Но как бы уничижительно я не отзывался о своих трудах и днях, мой путь был
все-таки чем-то похож на путь паломника, пилигрима. И заканчивается он, как в
хорошем романе, на Святой Земле, куда я, правда, не особенно стремился, но куда
был все-таки (опять же вопреки желанию) приведен моей серой декабрьской недотыкомкой. В существование загробной жизни я не верю. И не надеюсь на
встречу с Мишей Фильником и с Коленькой. О, если бы это было возможно! Тогда бы
я еще пожил на этом свете, помыкался бы еще чуток. Любой крест готов был бы
понести на хребте своем семидесятилетнем ради такого подарка... Но, нет. Не
верю... Я умру весь. Именно так, как хотел умереть Борхес. Ему, откровенно
говоря, сделать этого не удалось. Сам виноват! Его имя до сих пор на устах у
человечества. А мое – только на моих собственных устах. Стоит мне заткнуться –
и дыхание имени Феликс Усузов-Ланис исчезнет со стекол вечности. И ничего во
мне не будет, и меня не будет ни в чем. Я умру весь. Умру также не задумываясь,
как и прожил большую часть своей жизни. И хотя бы таким образом наставлю нос
аргентинскому чародею. Когда я лгал, мне было все равно, услышат меня или нет. И меня,
как назло, слышали. Сейчас, когда я говорю правду, я искренне жалею о том, что
могу обратить свои слова только к этим бесконечным пескам. С другой стороны,
все правильно. Ведь когда я лгал, я считал, что мне есть что сказать. Сейчас
сказать мне совершенно нечего. Именно поэтому, повторяю, я так многословен... Мишенька Фильник был нежнейшим человеком и прекрасным
живописцем. Он любил мой декабрит (а смог бы я любить его рак?!) и во время
наших частых ночных посиделок старательно пытался заразиться от меня
воздушно-капельным путем, то есть посредством поцелуя. Иногда мне казалось, что
он понимает в моей болезни больше, чем я сам. Это были моменты наивысшего откровения.

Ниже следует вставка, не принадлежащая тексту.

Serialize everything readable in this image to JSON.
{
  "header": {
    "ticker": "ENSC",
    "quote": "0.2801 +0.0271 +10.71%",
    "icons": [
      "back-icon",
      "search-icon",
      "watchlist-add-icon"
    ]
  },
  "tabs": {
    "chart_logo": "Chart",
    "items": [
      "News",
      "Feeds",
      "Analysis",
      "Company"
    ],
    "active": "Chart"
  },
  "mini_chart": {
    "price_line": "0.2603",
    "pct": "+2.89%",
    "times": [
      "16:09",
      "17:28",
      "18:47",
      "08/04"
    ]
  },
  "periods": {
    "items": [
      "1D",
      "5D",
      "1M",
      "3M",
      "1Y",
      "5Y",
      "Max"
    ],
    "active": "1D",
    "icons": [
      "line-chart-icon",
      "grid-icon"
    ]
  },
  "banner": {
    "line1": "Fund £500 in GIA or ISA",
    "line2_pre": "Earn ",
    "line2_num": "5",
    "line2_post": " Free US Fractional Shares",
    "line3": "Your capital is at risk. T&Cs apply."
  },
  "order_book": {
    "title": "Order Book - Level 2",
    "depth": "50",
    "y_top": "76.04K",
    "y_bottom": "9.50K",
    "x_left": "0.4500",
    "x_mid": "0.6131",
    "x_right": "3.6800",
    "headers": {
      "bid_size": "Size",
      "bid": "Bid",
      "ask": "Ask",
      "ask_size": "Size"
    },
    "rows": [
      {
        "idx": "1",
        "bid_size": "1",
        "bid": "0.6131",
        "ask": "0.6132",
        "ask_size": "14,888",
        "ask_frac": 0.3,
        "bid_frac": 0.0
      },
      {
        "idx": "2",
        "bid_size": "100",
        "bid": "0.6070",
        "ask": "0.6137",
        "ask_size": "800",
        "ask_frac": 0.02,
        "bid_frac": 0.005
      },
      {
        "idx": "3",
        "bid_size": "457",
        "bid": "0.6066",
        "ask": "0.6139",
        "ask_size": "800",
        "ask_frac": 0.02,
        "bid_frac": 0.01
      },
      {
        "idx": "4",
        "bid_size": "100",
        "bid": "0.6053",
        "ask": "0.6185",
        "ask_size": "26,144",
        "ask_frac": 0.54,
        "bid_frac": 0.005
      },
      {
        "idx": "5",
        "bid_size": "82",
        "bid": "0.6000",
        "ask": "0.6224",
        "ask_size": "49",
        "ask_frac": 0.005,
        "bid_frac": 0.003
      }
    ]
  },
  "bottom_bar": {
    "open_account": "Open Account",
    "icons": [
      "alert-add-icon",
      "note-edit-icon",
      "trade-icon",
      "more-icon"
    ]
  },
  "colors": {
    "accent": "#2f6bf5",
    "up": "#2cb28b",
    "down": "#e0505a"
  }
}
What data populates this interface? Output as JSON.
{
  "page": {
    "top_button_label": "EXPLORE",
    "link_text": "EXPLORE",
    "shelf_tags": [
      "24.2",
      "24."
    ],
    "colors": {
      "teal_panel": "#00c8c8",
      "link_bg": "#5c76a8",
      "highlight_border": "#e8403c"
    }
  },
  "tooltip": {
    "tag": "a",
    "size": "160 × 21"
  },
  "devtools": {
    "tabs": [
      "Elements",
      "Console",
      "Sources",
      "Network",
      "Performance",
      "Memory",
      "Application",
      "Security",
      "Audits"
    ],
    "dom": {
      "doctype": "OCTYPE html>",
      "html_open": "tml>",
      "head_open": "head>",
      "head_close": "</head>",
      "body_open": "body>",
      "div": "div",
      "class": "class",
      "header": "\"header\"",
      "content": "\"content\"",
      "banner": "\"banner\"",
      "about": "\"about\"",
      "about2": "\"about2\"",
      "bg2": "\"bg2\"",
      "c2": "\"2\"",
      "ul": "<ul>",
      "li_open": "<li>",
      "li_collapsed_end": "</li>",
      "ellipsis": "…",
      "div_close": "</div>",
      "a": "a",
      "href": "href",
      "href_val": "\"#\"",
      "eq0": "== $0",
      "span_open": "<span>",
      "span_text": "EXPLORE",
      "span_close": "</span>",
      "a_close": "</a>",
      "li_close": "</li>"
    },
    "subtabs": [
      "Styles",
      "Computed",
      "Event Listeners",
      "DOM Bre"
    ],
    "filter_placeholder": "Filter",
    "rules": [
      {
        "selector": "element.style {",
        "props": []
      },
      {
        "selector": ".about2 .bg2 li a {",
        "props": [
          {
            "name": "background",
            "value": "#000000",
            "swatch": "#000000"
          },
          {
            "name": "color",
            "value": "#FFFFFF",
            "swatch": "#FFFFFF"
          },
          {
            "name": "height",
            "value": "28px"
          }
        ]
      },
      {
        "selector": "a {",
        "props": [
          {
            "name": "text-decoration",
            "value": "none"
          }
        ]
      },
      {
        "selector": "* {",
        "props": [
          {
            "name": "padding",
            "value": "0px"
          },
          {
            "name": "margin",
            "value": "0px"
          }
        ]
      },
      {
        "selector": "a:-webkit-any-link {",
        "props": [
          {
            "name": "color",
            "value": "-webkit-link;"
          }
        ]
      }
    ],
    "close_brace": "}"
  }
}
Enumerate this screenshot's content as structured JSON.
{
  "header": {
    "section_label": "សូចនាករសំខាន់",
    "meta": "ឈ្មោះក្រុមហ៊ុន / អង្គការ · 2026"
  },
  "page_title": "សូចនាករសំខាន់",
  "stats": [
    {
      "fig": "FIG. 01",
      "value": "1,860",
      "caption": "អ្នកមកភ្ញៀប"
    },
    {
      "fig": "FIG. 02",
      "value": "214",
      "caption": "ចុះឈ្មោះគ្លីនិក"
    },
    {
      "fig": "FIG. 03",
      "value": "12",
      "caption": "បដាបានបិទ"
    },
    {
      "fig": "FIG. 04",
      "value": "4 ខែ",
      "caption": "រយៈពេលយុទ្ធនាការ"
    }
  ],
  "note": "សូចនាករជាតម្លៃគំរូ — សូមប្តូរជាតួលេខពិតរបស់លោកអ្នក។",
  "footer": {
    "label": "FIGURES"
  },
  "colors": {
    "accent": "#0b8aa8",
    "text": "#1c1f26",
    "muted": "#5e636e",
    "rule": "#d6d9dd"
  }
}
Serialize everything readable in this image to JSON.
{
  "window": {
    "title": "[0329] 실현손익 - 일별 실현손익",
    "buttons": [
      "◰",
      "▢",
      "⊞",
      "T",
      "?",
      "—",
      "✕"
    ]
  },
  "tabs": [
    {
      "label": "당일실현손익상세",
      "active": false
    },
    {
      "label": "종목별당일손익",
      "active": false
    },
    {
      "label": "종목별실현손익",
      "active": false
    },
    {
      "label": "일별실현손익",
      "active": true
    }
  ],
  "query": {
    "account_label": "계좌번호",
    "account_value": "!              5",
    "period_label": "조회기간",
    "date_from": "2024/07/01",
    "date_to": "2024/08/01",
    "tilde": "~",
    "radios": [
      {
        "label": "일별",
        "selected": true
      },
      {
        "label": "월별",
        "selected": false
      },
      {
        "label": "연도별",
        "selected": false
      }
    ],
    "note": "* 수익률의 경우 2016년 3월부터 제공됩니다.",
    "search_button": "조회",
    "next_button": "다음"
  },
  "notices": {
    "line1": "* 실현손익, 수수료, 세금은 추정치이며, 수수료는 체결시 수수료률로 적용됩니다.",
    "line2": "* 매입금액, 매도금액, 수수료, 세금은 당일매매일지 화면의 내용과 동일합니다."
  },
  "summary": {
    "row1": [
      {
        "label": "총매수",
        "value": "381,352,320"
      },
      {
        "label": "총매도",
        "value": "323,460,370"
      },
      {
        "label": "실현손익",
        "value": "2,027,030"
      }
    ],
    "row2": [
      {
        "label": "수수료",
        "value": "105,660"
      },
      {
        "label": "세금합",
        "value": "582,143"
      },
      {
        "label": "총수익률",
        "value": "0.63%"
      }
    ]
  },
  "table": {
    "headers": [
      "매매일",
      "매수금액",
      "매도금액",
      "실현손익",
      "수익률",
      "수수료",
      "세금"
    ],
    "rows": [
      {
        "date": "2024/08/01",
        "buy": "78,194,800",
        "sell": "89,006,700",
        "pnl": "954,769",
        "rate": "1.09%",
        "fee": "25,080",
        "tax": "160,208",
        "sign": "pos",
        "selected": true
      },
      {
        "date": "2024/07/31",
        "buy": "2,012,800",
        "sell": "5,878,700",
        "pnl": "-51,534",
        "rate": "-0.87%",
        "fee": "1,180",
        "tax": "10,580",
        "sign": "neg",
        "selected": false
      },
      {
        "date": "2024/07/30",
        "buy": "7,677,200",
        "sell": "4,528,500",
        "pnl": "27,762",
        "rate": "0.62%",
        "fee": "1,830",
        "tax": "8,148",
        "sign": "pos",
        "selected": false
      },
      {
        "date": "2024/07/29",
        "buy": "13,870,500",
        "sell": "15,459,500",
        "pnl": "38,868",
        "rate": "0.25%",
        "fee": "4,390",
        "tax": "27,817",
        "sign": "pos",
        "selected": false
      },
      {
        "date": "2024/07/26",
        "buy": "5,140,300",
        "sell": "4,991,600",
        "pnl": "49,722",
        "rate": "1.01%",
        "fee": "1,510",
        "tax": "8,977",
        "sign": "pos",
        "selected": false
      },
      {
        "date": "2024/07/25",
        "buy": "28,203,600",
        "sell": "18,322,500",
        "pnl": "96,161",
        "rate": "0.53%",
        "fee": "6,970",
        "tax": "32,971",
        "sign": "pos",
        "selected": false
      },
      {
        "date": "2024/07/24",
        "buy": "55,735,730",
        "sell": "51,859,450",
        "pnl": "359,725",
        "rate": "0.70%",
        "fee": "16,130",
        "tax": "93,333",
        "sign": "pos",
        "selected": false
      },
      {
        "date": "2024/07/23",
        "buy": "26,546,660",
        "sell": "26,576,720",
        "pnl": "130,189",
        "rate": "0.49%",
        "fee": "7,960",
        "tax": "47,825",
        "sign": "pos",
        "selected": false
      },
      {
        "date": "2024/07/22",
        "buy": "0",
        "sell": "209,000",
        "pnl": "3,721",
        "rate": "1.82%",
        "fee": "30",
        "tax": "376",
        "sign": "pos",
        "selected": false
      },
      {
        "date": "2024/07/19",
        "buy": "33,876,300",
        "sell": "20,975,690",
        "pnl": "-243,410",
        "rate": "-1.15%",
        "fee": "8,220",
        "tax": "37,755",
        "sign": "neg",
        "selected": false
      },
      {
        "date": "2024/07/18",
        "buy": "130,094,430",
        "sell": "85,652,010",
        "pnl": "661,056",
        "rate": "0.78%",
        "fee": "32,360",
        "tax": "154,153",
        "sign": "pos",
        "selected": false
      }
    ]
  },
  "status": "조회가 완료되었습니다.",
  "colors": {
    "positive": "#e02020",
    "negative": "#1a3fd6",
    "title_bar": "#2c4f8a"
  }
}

Мы сидели у камина, пили водку или вино, и тихо-тихо говорили о нас двоих.
Других тем у нас не было. Да и откуда им было взяться? Мы дружили вдвоем. Я и
он. Нас не объединяло общее дело, мы не были связаны воспоминаниями о детстве
и, тем паче, родственными узами. Мы были две души, которые жили друг с другом в
слишком близком соседстве, в таком близком, что невозможно было определить
расстояние, их разделяющее. Такая дружба, право слово, выпадает человеку не
чаще, чем декабрит. Мишенька был моим исповедником, духовником,
душеприказчиком. Он был добрым и сильным человеком, человеком, в котором я видел
несостоявшегося себя. Смею надеяться, что и я вызывал у него подобные чувства. Что же касается моего погибшего сына, то, должен сказать
откровенно, отцом я себя никогда не ощущал. Во всяком случае, по отношению к
нему. Характером он вышел в мать (в мою жену, Осокину по национальности,
развалившую крепкую советскую ячейку общества и построившую в Упсале под
Стокгольмом свою постсоциалистическую шведскую семейку). Он рос волевым и
упрямым парнем, закончил военно-медицинскую академию, стал офицером. Еще в
раннем детстве (я так думаю) он стал ощущать во мне человека беспомощного. Не
знаю почему, но я ему, кажется, даже помогал утвердиться в этом чувстве. Как-то
так получилось, что мы с сыном стали представлять собой весьма оригинальную
пару – благодарных друг другу слепца и поводыря. Первый, то есть я, получал
удовольствие от того, что благодаря второму не пропадает в этой кромешной тьме.
Второй, то есть Коленька, был полон искреннего сознания выполняемого им долга.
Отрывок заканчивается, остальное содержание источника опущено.